D’ailleurs, la force visuelle du récit ne concerne pas uniquement les personnages : Rozenn Illiano pose des scènes, des lieux, des objets avec une plume qui stimule l’imagination. Quelques mots évocateurs et précis suffisent parfois à donner vie au récit et à faire naître la fascination, face à certains numéros du  cirque Beaumont, le manoir avec sa cave, son cimetière et ses prunelliers – motif récurrent dans son œuvre car manifestations physiques du rêve –, certains épisodes finaux…

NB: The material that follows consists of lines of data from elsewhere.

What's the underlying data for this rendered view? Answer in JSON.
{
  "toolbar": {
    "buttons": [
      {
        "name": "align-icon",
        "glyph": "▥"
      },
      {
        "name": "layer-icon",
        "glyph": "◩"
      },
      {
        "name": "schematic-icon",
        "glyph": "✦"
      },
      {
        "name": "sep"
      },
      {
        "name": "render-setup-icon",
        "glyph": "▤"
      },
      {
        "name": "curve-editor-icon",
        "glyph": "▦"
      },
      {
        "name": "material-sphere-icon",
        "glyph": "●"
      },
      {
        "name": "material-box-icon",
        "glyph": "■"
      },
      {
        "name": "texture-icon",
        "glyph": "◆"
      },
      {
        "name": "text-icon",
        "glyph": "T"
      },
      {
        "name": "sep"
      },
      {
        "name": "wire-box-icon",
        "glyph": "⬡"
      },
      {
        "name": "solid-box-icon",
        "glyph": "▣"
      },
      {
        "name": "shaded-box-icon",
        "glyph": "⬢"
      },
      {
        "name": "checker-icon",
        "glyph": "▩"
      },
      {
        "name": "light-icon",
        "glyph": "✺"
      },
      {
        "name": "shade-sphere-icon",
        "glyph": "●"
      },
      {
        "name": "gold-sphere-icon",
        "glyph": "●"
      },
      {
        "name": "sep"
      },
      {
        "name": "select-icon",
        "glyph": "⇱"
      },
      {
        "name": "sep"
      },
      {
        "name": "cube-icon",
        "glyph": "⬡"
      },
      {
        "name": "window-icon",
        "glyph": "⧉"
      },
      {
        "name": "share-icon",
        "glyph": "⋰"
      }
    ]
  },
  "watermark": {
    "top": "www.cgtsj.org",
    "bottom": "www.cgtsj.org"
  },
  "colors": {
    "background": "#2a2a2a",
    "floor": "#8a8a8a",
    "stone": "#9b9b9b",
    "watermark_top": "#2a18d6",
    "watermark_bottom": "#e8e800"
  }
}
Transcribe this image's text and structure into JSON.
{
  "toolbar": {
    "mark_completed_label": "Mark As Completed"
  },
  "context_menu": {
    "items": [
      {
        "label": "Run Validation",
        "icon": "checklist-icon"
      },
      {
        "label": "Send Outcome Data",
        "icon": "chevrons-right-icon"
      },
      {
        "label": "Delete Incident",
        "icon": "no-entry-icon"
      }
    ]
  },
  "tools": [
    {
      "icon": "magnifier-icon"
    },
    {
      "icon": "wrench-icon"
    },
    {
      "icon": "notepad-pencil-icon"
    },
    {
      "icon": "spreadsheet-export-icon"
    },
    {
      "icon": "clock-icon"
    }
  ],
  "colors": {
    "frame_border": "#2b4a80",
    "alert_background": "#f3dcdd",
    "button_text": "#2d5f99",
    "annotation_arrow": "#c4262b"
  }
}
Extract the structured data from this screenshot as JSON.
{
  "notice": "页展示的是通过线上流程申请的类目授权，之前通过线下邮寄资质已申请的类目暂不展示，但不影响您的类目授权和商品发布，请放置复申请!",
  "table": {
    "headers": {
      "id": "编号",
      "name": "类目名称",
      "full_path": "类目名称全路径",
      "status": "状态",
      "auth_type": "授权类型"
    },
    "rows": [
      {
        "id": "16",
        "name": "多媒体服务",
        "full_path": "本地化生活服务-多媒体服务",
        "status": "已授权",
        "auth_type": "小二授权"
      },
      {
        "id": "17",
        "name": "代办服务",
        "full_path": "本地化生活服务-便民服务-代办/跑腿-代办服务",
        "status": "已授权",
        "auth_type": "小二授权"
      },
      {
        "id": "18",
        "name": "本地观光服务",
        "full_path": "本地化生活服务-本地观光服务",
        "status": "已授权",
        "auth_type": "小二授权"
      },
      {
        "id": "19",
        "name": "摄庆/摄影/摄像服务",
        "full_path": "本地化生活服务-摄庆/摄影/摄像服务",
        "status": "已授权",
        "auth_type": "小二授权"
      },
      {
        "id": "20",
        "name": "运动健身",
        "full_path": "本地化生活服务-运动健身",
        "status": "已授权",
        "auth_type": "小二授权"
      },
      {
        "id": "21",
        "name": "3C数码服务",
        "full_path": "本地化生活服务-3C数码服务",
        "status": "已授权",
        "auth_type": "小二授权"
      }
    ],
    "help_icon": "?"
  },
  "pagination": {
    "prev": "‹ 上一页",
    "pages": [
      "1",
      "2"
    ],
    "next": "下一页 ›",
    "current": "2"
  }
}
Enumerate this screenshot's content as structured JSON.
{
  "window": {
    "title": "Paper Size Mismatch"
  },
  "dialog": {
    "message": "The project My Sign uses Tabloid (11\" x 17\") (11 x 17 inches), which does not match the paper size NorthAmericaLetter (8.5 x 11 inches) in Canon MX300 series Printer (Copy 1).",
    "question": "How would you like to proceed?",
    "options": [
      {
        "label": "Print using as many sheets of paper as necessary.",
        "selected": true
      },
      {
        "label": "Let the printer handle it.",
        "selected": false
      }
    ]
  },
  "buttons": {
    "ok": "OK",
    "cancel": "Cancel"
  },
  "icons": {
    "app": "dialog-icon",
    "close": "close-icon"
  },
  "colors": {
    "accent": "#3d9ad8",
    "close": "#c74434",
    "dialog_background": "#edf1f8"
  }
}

Ainsi, plus que son intrigue et ses rebondissements, c’est un roman qui me marquera avant tout pour son atmosphère onirique, emplie de beauté et de tristesse entremêlées. Il y a l’émerveillement face aux superbes numéros des circassiens qui semblent aller au-delà de ce qu’il est possible d’accomplir en vrai, et il y a le deuil, la douleur de la perte, la nostalgie, les regrets qui imprègnent les mots et le cœur d’une marée insidieuse, puis s’y joignent la peur, la menace d’un danger impalpable…
Sans parler du mythe du Minotaure, avec son labyrinthe, Ariane et ses fils, ses jeunes gens sacrifiés, qui apparaît en filigrane tout au long du récit, j’y ai trouvé des échos à d’autres œuvres (dont certaines chères à l’autrice). Le Cirque des rêves, évidemment, avec ce cirque entre rêve et réalité, ses représentations exceptionnelles, cette plongée dans une ambiance unique au cirque sitôt le portail franchi… La série Dark dont j’ai retrouvé l’ambiance sombre, les boyaux souterrains et l’idée des voyages dans le temps avec les conséquences possibles sur le présent. Mais aussi Shining : la maison (ou ce qu’elle cache) influençant ses habitants, amplifiant leurs émotions, exacerbant leurs traits de caractère, les scènes du passé et l’inconnu derrière chaque porte, un homme braillant et arpentant les couloirs d’un pas furieux comme Torrance à travers l’Overlook…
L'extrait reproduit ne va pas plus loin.